I do not hide my displeasure of the performance of the Prime Minister, Netanyahu. He has ensured that the two ministries most concerned with the crisis – Health and Finance – have been retained by his Likud Party. Both have underperformed. to be unnecessarily polite.

It occurred too me during the fast, as one’s mind wonders on an empty stomach, there is a big difference between the Likud ministers and their partners (enemies?) in government from the Kahol Lavan party. Generally, the former are lawyers or politicos who have grown up with being in power for most of the past two decades. The latter are ‘doers’, who have proven credentials of getting things done in society – via the army, social causes, local government, etc.

And when you mention the phrase Yom Kippur in Israel, many automatically recall the war that broke out on that day in 1973. Eventually, Israel was to win on the battlefields but to lose the game of diplomacy. Internally, the country’s political system was turned inside out, forever.

When the war commenced, Dr. Ephraim Hamiel left his prayers in Jerusalem, rushed to his unit and spent the next month attending to the requiremnts of the dead. He still remembers accompanying dozens of bodies back from the war, as they bounced in the command cars, dusty boots bobbing about.

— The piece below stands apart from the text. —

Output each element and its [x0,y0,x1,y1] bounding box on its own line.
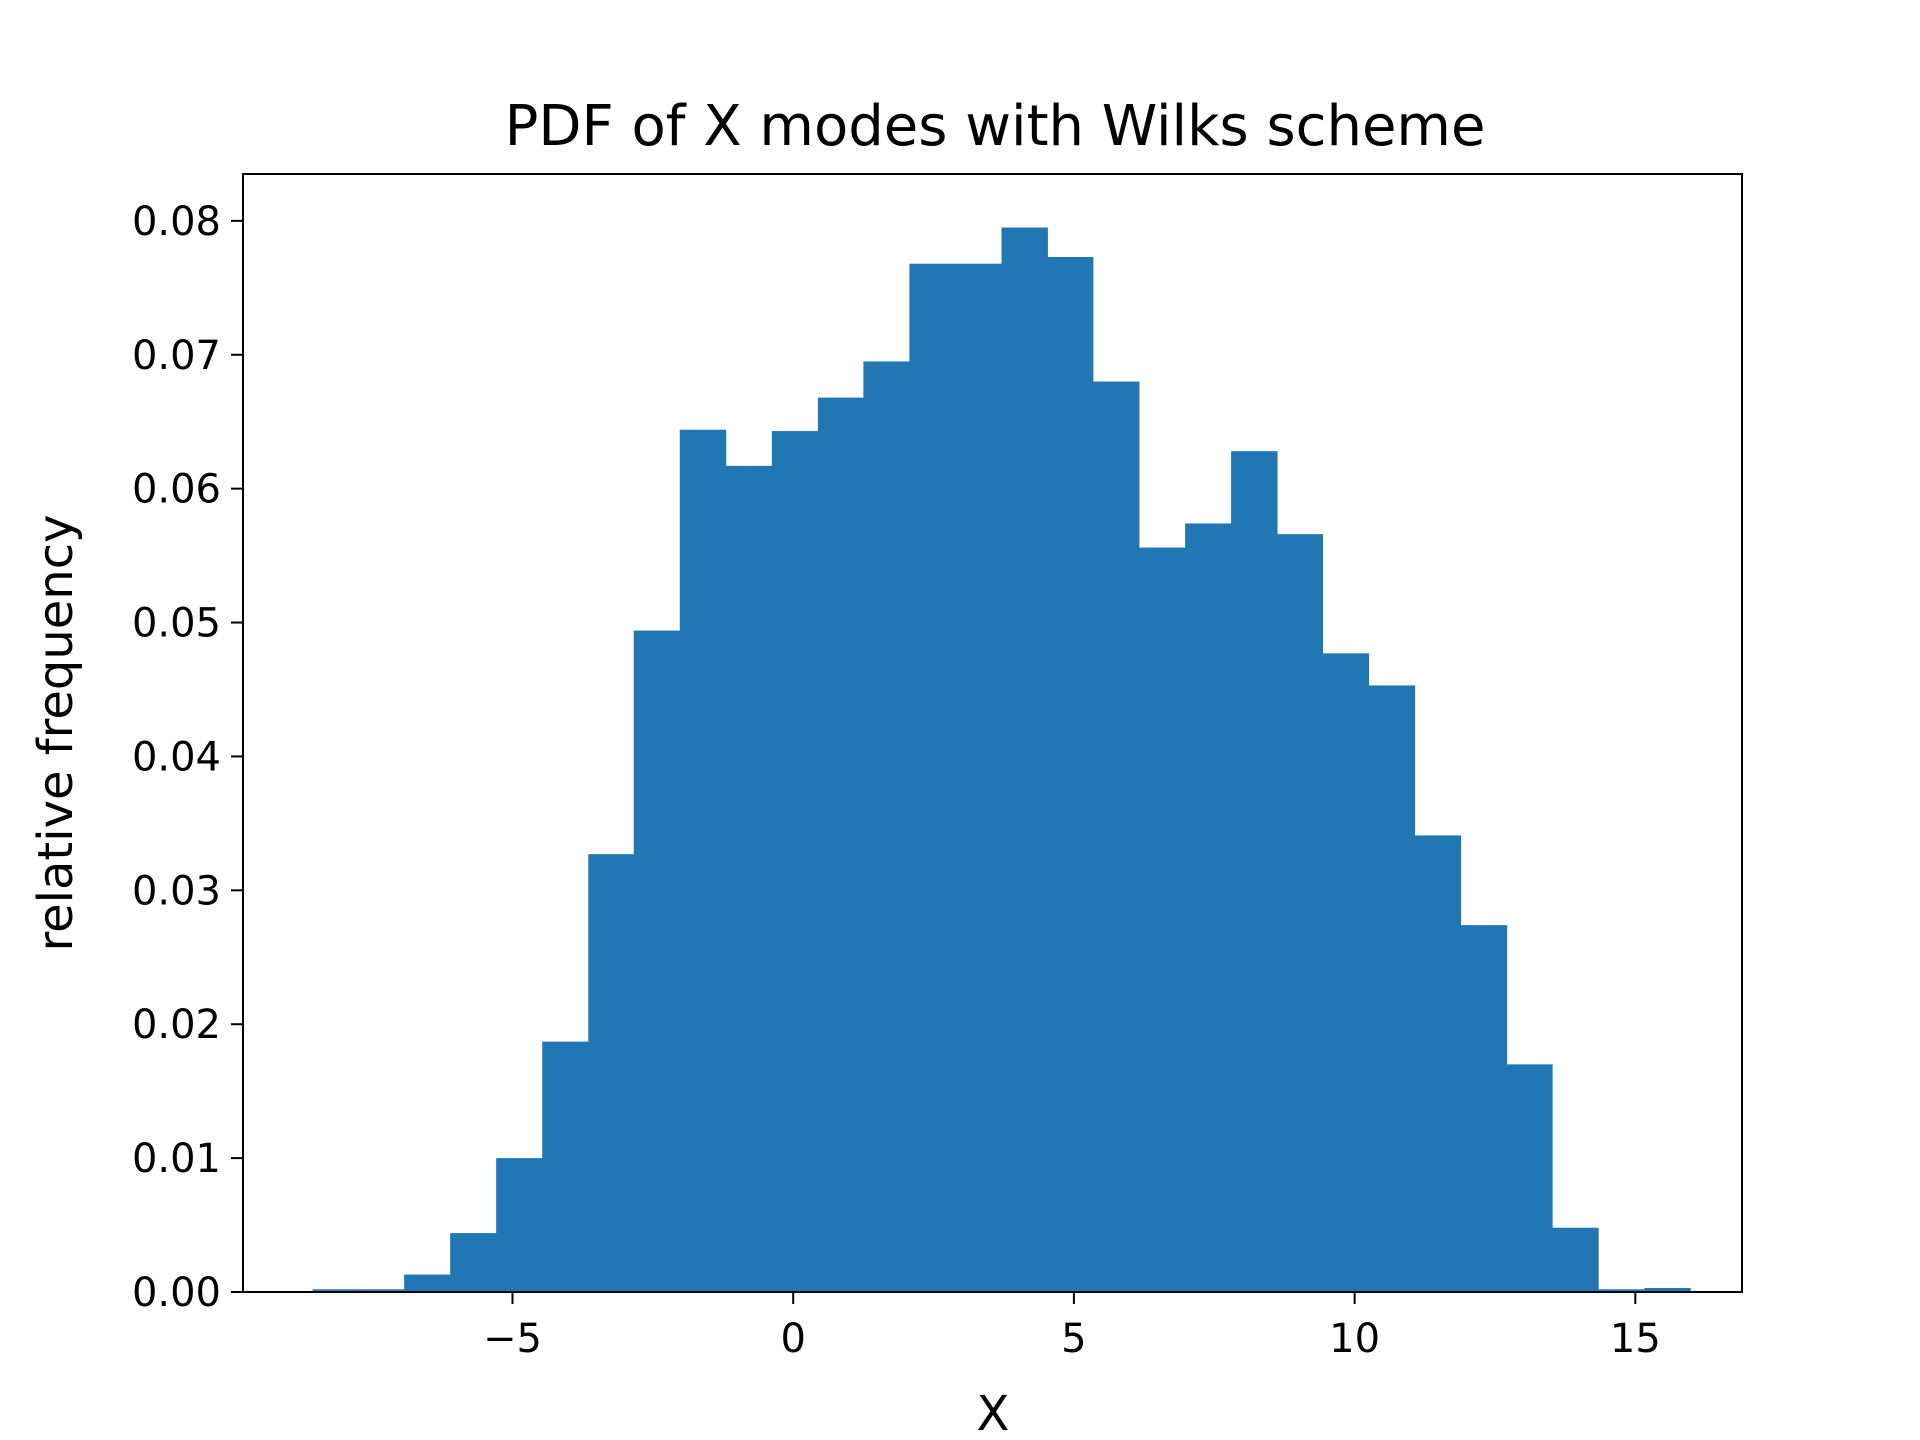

He described in a recent interview how he felt 12 months later, back in Synagogue, praying again during the fast. One of the emotional liturgies asks ‘who will live and who will not; who will have water and who will be met with fire’. It made him think. It forced me to wake up, as I searched for extra purpose in my prayers.

I discussed this later with my wife. These are troubled times, to say the least. Covid-19, a PM in Israel that stays in power despite three indictments, wobbling global stock markets, a trade war between China and America (whose outcome may be dependent on a bitter Presidential election). Did I forget something?

Where and how we can still have a meaningful impact is in our own lives. For many of us, we can still keep ourselves busy (and healthy). In my work, as a business coach and mentor, I have encouraged all my clients to think differently and to move quickly. Crazy politicians can’t touch you for that. They probably can’t even understand this approach.

Which is why you have to wonder. Will Covid-19 will play the same role for the Likud and its status of ‘no change’ as the Yom Kippur war did for its predecessors?